Monday, 8 May 2017

Testing new vSphere 6.5 feature - DRS CPU overcommitment

I am currently working on a project where one of the customer's requirements is to use strict pCPU to vCPU ratio. Luckily, VMware introduced new feature called CPU over-commitment ratio in vSphere 6.5 which helps to meet the requirement. I spent an evening playing with this new feature and would like to share my experience. 

The VMware documentation is quite laconic when it discusses new DRS features. So, after reading the documentation I still had few questions on how CPU over-commitments works:

  1. Does it count vCPUs against Physical or Logical Processors?
  2. What is DRS behaviour when the ratio is violated?
  3. Is over-commitment ratio applied per host or per cluster?
  4. Will HA respect this ratio when restarting VMs after the host failure?
  5. Is ratio changed when host is placed into maintenance mode?

So, let's try to answer all these questions using my lab.

1. Does it count vCPUs against Physical or Logical Processors?

Usually I run most of my tests in the nested labs using nested ESXi servers, but to answer this question I had to use one of my physical clusters which supports hyperthreading and thus provides physical and logical processors.

The cluster consists of 2 x SuperMicro Servers and each of the servers runs on Xeon D-1528 CPU with 6 physical cores. So, in total I have 12 physical / 24 logical processors in the cluster.

Currently I am running 4 VMs with 11 vCPUs assigned in total. DRS is enabled and CPU overcommitment is configured to 100%. I am planning to power on a another VM with 2 vCPUs.
If DRS counts over-commitment ratio using physical CPUs it should give me some kind of warning.

Here is the result of my attempt to power-on another VM.

As you can see it actually answers the second question too.

We can tell now that DRS definitely counts only physical CPUs. Interestingly, in this case DRS behaves as HA Admission Control prohibiting VM power-on operation as it will violate CPU over-commitment ratio.

3. Is over-commitment ratio applied per host or per cluster?

To answer this question I used my nested lab. Here are quick specs of the test cluster:
  • 3 x ESXi servers
  • 2 x CPU per server
  • 3 x virtual machines configured with 2 vCPUs each
  • CPU over-commitment is set to 100%
So, I am running 6 vCPU in total on 6 CPUs in DRS cluster. Attempt to power on one more VM in this cluster will definitely fail as it will violate cluster level ratio. 

Now, I vMotioned VM-2 to ESXi-1 which brought the pCPU to vCPU over-commitment ratio on that host to 200%. As you can see this vMotion didn't fail and no warning were generated.

DRS generate recommendations every 15 minutes and soon this cluster was balanced again, but that's part of DRS functionality that existed in previous versions of vSphere 6.5.

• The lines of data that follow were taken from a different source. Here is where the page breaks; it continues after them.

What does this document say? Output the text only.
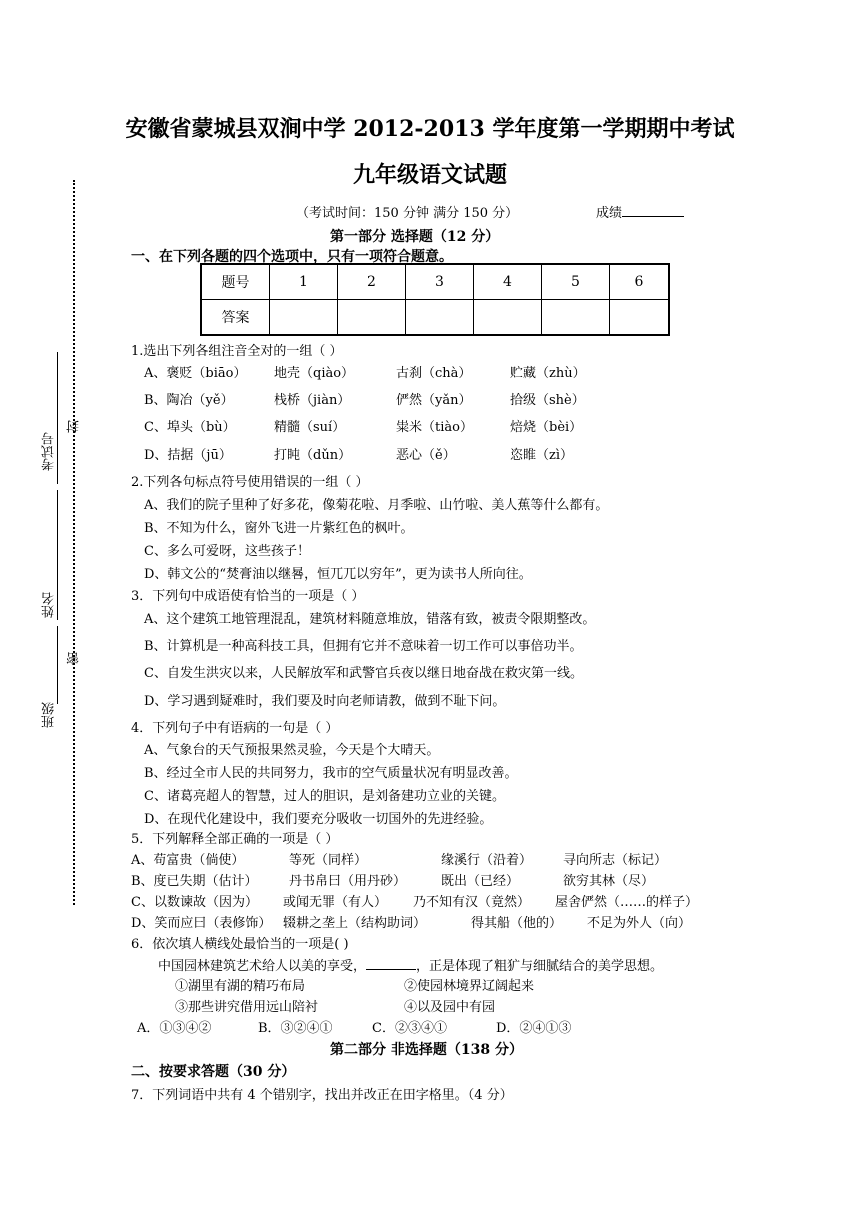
安徽省蒙城县双涧中学 2012-2013 学年度第一学期期中考试
九年级语文试题
（考试时间：150 分钟 满分 150 分）	成绩
考试号
封
姓名
密
班级
第一部分 选择题（12 分）
一、在下列各题的四个选项中，只有一项符合题意。
题号	1	2	3	4	5	6
答案						
1.选出下列各组注音全对的一组（ ）
A、褒贬（biāo） 地壳（qiào）	古刹（chà）	贮藏（zhù）
B、陶冶（yě）	栈桥（jiàn）	俨然（yǎn）	拾级（shè）
C、埠头（bù）	精髓（suí）	粜米（tiào）	焙烧（bèi）
D、拮据（jū）	打盹（dǔn）	恶心（ě）	恣睢（zì）
2.下列各句标点符号使用错误的一组（ ）
A、我们的院子里种了好多花，像菊花啦、月季啦、山竹啦、美人蕉等什么都有。
B、不知为什么，窗外飞进一片紫红色的枫叶。
C、多么可爱呀，这些孩子！
D、韩文公的“焚膏油以继晷，恒兀兀以穷年”，更为读书人所向往。
3．下列句中成语使有恰当的一项是（ ）
A、这个建筑工地管理混乱，建筑材料随意堆放，错落有致，被责令限期整改。
B、计算机是一种高科技工具，但拥有它并不意味着一切工作可以事倍功半。
C、自发生洪灾以来，人民解放军和武警官兵夜以继日地奋战在救灾第一线。
D、学习遇到疑难时，我们要及时向老师请教，做到不耻下问。
4．下列句子中有语病的一句是（ ）
A、气象台的天气预报果然灵验，今天是个大晴天。
B、经过全市人民的共同努力，我市的空气质量状况有明显改善。
C、诸葛亮超人的智慧，过人的胆识，是刘备建功立业的关键。
D、在现代化建设中，我们要充分吸收一切国外的先进经验。
5．下列解释全部正确的一项是（ ）
A、苟富贵（倘使）	等死（同样）	缘溪行（沿着） 寻向所志（标记）
B、度已失期（估计） 丹书帛曰（用丹砂）	既出（已经）	欲穷其林（尽）
C、以数谏故（因为） 或闻无罪（有人） 乃不知有汉（竟然） 屋舍俨然（……的样子）
D、笑而应曰（表修饰） 辍耕之垄上（结构助词）	得其船（他的） 不足为外人（向）
6．依次填人横线处最恰当的一项是( )
中国园林建筑艺术给人以美的享受，	，正是体现了粗犷与细腻结合的美学思想。
①湖里有湖的精巧布局	②使园林境界辽阔起来
③那些讲究借用远山陪衬	④以及园中有园
A．①③④②	B．③②④①	C．②③④①	D．②④①③
第二部分 非选择题（138 分）
二、按要求答题（30 分）
7．下列词语中共有 4 个错别字，找出并改正在田字格里。（4 分）
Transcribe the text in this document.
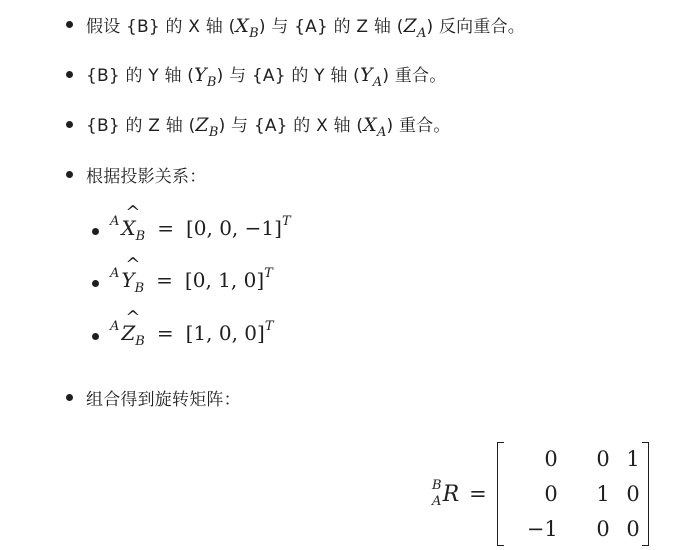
假设 {B} 的 X 轴 $(X_B)$ 与 {A} 的 Z 轴 $(Z_A)$ 反向重合。
{B} 的 Y 轴 $(Y_B)$ 与 {A} 的 Y 轴 $(Y_A)$ 重合。
{B} 的 Z 轴 $(Z_B)$ 与 {A} 的 X 轴 $(X_A)$ 重合。
根据投影关系：
A X
^
B = [0, 0, −1] T
A Y
^
B = [0, 1, 0] T
A Z
^
B = [1, 0, 0] T
组合得到旋转矩阵：
B
A R =
0	0 1
0	1 0
−1	0 0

So, we can tell that this over-commitment ratio is applied per cluster.

4. Will HA respect this ratio when restarting VMs after the host failure?

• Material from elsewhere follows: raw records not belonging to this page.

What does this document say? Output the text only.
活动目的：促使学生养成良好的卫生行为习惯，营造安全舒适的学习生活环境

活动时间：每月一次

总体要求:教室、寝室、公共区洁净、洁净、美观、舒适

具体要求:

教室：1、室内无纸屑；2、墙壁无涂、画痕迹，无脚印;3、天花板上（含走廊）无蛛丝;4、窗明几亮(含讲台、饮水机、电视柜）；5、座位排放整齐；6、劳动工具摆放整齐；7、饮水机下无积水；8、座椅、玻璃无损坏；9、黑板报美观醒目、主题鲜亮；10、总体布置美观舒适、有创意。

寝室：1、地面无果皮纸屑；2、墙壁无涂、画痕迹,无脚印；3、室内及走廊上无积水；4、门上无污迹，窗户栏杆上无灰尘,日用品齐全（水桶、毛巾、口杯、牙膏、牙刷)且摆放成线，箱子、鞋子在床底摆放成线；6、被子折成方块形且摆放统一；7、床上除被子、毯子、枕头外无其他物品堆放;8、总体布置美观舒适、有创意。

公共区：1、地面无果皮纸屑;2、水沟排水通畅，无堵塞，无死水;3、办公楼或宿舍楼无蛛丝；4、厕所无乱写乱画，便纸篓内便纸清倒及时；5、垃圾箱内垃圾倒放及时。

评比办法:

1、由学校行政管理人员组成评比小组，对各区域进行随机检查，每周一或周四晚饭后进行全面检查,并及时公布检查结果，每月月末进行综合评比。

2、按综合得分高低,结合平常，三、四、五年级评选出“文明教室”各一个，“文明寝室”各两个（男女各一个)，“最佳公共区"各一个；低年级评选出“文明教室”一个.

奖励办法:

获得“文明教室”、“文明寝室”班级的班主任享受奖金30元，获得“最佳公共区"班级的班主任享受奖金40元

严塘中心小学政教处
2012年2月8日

It was the most tickling question for me. Taking into the consideration similarity of CPU over-commitment and HA Admission Control features I was wondering whether over-commitment ratio should be adjusted to take into the consideration host failure.

I used the same lab setup you saw above in question 3. I verified that each host has been running one dummy VM.

Then I restarted vesxi65-3 host and 2 minutes later the VM-3 was successfully restarted on vesxi65-1 server even though the CPU over-commitment ratio was equal to 150%.

This proves that HA restart has higher priority over CPU over-commitment ratio. This totally makes sense to me as VM's availability is more important that potential performance impact.

5. Is ratio changed when host is placed into maintenance mode?

I reverted my lab back to default settings and tried to place the host into maintenance mode which would result in 4 pCPU to 6 vCPU ratio which would violate configured CPU over-commitment ratio. 
The tasks didn't fail so I at first I assumed that there would be no problem.

5 minutes later that task was still running so I checked the DRS Faults and immediately found the following.

Clearly, DRS would always respect its own over-commitment rule when trying to generate vMotion recommendations. 

So, the main takeaways for today are:

  • Only physical CPUs are used in calculations - no hyper threading
  • CPU over-commitment works very similar to Admission Control by preventing VMs to power on if it will violate the configured ratio.
  • During HA failover the CPU overcommitment setting is ignored - makes sense as recovering VMs is more critical than respecting overcommitment ratio
  • The over-commitment ratio is applied at cluster level
  • DRS will prevent placing the host into maintenance mode if it breaks its rules. 

Thursday, 4 May 2017

Creating replica seeds for vSphere Replication

I have known for a while that vSphere Replication allows to use replica seeds to significantly save time of initial sync.

This approach is recommended when there is not sufficient bandwidth between sites to complete replication in time. In this case it is recommended to create copies of the VM disks, transfer them to the destination site using external media, e.g. external USB hard drive. Once the files are copied to the target datastore vSphere Replication can be instructed to use them as replica seeds. The source and target disks will be scanned and only modified blocks of data will be transferred.

There is an issue with this approach. According to VMware documentation the virtual machine has to be powered off before creating disk copies of the original VM. In most environments this kind of action require Request for Change and it can take quite a while before this request approved.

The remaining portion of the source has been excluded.